Iran warns strikes will damage West '10 times more'
IRAN'S powerful Revolutionary Guard began military exercises yesterday in the country's south, the latest show of force after threats to close the strategic Strait of Hormuz in retaliation for tougher Western sanctions.
Plans for new Iranian naval games in the Persian Gulf have been in the works for weeks. State media said that ground forces began manoeuvres in southern Iran, but it was not immediately clear whether it was part of the planned naval training missions scheduled for this month or a separate operation.
The latest military manoeuvres got under way following stern warnings by Iran's Supreme Leader, Ayatollah Ali Khamenei, about any possible US or Israeli attacks against Tehran's nuclear facilities. It also comes after Western forces boosted their naval presence in the Gulf, led by the American aircraft carrier USS Abraham Lincoln.
Iran has so far made no attempts to disrupt shipping through the Strait of Hormuz at the mouth of the Persian Gulf, the route for one-fifth of the world's crude oil. The US and allies have said they would respond swiftly to any attempts at a blockade.
Last month, Iran's navy wrapped up 10 days of exercises in the Gulf, but the Revolutionary Guard -- which is directly under control of the supreme leader -- represents a significantly stronger military force and controls key programmes such as missile development. Iranian state media announced the new manoeuvres, but gave no further details.
Khamenei, in a speech nationally broadcast last Friday, staked out a hard line after suggestions by Israel that military strikes are an increasing possibility if sanctions fail to rein in the Islamic Republic's nuclear programme.
He pledged to aid any nation or group that challenges Israel and said any military strikes would damage US interests in the Middle East "10 times" more than they would hurt Iran.
The comments also may signal that Tehran's proxy forces -- led by Lebanon's Islamic militant group Hezbollah -- could be given the green light to revive attacks on Israel as the showdown intensifies.
The West and its allies fear Iran could use its uranium enrichment labs -- which make nuclear fuel -- to eventually produce weapons-grade material. Iran insists it only seeks reactors for energy and medical research.
Israel has so far publicly backed the efforts by the US and European Union for tougher sanctions that target Iran's crucial oil exports.
But Israeli leaders have urged even harsher measures and warn that military action remains a clear option despite Western appeals to allow time for the economic pressures and isolation to bear down on Iran.
German foreign minister Guido Westerwelle said Europe won't accept a nuclear-armed Iran and that sanctions were essential to avoid a military confrontation.
"The decision to enlarge sanctions against Iran shows that Europe is not willing to accept a nuclear-armed Iran," Mr Westerwelle said.
"It would endanger the security architecture of the world as a whole. The point of sanctions is to avoid a military confrontation."

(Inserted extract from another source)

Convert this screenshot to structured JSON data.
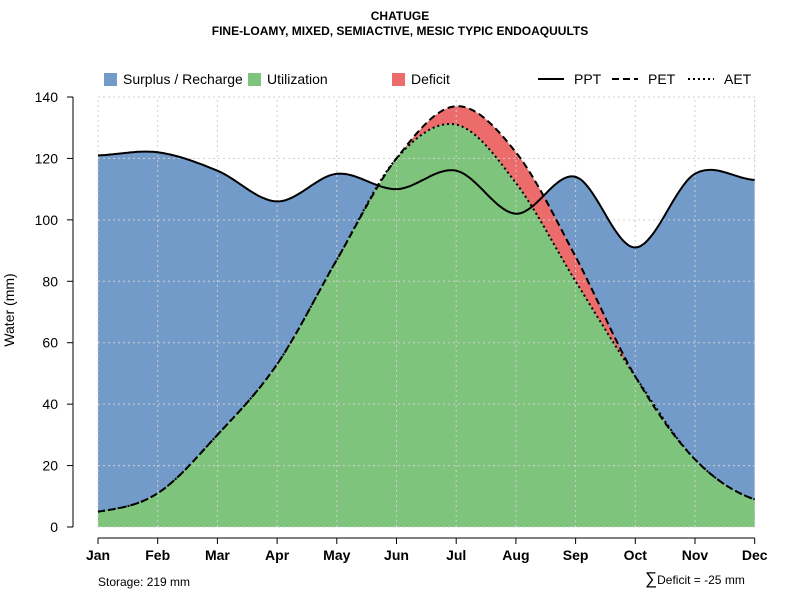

Iran's oil minister, Rostam Qassemi, repeated claims that an EU oil embargo would not cripple Iran's economy, claiming yesterday that the country already had identified new customers to replace the loss in European sales that accounted for about 18 per cent of Iran's exports.
Mr Qassemi also reinforced Iran's warning to Saudi Arabia and other fellow OPEC members against boosting production to offset any potential drop in Tehran's crude exports, saying the cartel should not be used as a political weapon against a member state.
Although Israel has raised the strongest hints that it is likely to start a military campaign, Khamenei reserved his strongest comments for Israel's key ally -- the USA.
A war itself "will damage the US 10 times more" than the region, said Khamenei.
Khamenei claimed Iran, however, could only emerge stronger. "Iran will not withdraw. Then what happens?" asked Khamenei.
"In conclusion, the West's hegemony and threats will be discredited" in the Middle East. "The hegemony of Iran will be promoted. In fact, this will be in our service."
Last Thursday, Israel's defence minister, Ehud Barak, suggested that the world was increasingly ready to consider a military strike if sanctions failed.